We call attention to this for a reason. It always sounds good when high-minded pundits suggest that school systems (or states) should simply “raise standards.” It’s an easy thing for scribes to suggest; they’ll rarely set foot in a low-income school, and they rarely have any idea how hard it is to achieve such a goal. (Indeed, David Broder somehow got conned into thinking that low-income kids fail high school because they don’t get enough “college-level work.” See THE DAILY HOWLER, 2/27/06.) Last February and March, we discussed this same problem, and many readers couldn’t grasp why algebra would be hard for a high school student (see THE DAILY HOWLER, 3/2/06). But many of these kids—these kids, the kids who are actually trying—have been confused, in all their subjects, since the day they entered first grade. We’ll take a guess: They’ve never really been able to read their textbooks, or to maintain the pace of instructional programs (in math, for example). It isn’t that they’ve been challenged too little. In endless cases, from Grade 1 on, these kids have been “challenged” too much.
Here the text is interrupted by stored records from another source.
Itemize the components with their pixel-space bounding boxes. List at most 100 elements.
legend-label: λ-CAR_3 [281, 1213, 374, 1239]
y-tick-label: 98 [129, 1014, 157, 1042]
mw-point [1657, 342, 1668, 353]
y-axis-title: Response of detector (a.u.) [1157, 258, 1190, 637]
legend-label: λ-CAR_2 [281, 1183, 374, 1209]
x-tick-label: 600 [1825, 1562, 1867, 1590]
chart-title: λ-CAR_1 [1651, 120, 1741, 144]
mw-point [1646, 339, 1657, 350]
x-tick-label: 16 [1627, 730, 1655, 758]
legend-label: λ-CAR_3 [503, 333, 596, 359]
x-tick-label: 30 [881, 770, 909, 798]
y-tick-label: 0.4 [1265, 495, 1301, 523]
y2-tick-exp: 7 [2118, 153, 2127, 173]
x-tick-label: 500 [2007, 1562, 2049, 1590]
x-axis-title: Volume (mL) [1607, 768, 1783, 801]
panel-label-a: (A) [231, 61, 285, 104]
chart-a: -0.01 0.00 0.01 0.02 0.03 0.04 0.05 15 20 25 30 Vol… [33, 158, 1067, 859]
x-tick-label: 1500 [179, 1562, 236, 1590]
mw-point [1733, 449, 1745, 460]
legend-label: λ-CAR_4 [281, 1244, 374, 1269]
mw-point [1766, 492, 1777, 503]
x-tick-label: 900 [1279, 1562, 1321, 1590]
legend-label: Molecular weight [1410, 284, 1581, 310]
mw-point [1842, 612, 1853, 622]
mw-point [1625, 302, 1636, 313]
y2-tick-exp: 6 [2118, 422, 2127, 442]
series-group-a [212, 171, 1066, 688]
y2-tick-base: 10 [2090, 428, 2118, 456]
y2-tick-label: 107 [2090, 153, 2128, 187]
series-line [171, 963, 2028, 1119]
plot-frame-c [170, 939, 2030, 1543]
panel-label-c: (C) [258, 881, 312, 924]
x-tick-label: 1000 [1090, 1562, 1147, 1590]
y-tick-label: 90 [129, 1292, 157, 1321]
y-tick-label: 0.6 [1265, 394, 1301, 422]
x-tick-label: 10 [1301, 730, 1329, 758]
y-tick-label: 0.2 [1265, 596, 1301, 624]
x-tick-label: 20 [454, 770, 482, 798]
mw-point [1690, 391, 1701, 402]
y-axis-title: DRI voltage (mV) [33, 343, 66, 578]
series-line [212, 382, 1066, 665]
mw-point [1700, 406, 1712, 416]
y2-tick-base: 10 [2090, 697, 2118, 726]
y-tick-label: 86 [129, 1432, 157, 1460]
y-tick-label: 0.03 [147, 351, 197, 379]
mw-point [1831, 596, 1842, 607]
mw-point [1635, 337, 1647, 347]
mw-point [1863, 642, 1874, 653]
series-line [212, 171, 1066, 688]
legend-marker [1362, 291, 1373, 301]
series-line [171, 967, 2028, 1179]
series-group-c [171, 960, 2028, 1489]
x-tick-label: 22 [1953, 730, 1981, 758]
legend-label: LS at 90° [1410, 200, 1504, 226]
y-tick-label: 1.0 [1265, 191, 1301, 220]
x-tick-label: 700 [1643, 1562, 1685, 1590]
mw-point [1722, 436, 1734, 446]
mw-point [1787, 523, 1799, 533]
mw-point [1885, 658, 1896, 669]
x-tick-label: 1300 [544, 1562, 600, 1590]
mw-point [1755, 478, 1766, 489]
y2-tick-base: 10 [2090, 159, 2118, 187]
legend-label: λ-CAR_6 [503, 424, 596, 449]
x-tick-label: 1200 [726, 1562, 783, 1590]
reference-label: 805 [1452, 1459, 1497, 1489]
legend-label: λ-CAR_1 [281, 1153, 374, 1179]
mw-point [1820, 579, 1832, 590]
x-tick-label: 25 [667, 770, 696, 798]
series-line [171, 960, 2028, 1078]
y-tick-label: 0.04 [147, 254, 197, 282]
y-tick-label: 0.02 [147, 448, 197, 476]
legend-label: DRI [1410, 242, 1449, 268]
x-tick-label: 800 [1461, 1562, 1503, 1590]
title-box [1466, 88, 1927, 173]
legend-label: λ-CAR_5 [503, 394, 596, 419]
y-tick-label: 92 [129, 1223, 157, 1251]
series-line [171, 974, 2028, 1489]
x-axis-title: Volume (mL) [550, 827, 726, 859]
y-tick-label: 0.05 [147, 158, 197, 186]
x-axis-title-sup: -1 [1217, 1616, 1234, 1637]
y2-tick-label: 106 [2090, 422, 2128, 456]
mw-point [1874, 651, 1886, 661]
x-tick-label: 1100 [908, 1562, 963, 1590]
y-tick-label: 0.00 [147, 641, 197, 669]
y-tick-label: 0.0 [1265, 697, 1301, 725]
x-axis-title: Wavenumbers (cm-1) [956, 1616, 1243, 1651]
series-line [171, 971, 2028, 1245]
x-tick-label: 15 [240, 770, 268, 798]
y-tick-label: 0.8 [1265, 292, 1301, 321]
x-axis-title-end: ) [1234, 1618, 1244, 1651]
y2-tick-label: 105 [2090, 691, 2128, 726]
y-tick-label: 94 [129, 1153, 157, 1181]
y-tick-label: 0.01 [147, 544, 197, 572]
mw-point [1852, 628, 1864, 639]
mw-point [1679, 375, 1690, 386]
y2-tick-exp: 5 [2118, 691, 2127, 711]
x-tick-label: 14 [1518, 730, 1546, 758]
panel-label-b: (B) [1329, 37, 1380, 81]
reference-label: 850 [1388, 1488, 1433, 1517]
After eight or nine years of ongoing confusion, decent kids can be very weak students. We’ll guess that the student whom Hernandez describes is a lovely young person—and that she’s been “frustrated” for a long time. It’s amazingly easy to tell these kids’ teachers that they should simply “raise their standards.” But that prescription tends to make little sense. Once again, some good reporting helps us see the shape of the problem—the shape of the actual problem, not the problem we tend to imagine.

TOMORROW OR FRIDAY: Let’s talk Tough—our reactions.

HISTORY LESSON: Over and over, jurisdictions have implemented graduation/promotion plans of this type—then have backed off when too many kids fail. Will the state of Maryland back away too? We don’t have the slightest idea. Or hey—will these kids end up passing their test? We can’t tell you that either.

For the record, the state has already built in escape hatches. “There are other ways around the problem,” Hernandez writes, discussing the four tests high school students must pass (algebra is only one of these tests.) “If students don't fail any of the four tests too badly and get a total score above a certain level, they can graduate.”